かしわばやしの夜 [文学 日本 宮沢賢治 か行]
清作という(恐らく農夫)が、仕事を終え帰りの準備をしていると、どこからか調子っぱずれの歌声が聞こえてくる。そこには西洋風の格好をした絵かき男が立っていた。清作は彼の前まで行くと、わけのわからない感じで絡まれたので、彼もわけのわからない言葉を大声で発すると、二人は少し打ち解ける。
その絵かきは、柏の木大王から誘われている、と言い、林の中までついてくるよう言う。
柏の木のところまで行くと、柏の木たちは清作をからかうような歌を歌う。それに対して、精作も大きい声で歌い返す。
柏の木大王のところまで行くと
「その人はよしなされ。前科者じゃぞ。
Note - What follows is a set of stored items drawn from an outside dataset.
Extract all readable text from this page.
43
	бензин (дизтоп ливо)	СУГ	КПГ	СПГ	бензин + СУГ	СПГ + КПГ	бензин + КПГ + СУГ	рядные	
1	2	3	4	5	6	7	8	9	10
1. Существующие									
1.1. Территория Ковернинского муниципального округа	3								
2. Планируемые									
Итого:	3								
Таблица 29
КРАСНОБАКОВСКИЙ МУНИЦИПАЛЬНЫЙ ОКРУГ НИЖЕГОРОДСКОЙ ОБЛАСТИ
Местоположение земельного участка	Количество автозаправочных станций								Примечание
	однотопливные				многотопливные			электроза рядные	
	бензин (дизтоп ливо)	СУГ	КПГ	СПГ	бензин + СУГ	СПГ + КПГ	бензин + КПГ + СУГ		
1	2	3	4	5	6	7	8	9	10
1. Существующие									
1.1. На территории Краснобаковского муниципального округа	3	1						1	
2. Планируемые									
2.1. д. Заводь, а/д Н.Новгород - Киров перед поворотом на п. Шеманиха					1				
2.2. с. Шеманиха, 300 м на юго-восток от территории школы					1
前科九十八犯じゃぞ」と言われる。
精作は
「おら正直だぞ」と返すと
「貴さまの悪い斧のあとのついた九十八の足さきがいまでもこの林の中にちゃんと残っているじゃ」と言われる。
そこで精作は
「おれはちゃんと、山主の藤助に酒を二升買ってあるんだ」というと
「そんならおれにはなぜ酒を買わんか」と返される。
結局柏の木たちの歌合戦になり、最後はふくろうも加わり終わる。
わけのわからない楽しげな雰囲気の作品だが、人間が自然を、人間の論理で所有することと、自然の側からの論理をうまく対比させたシリアスな側面も持っている。音楽をつけた舞台にしたらそれなりに楽しい作品になりそうなものがたり。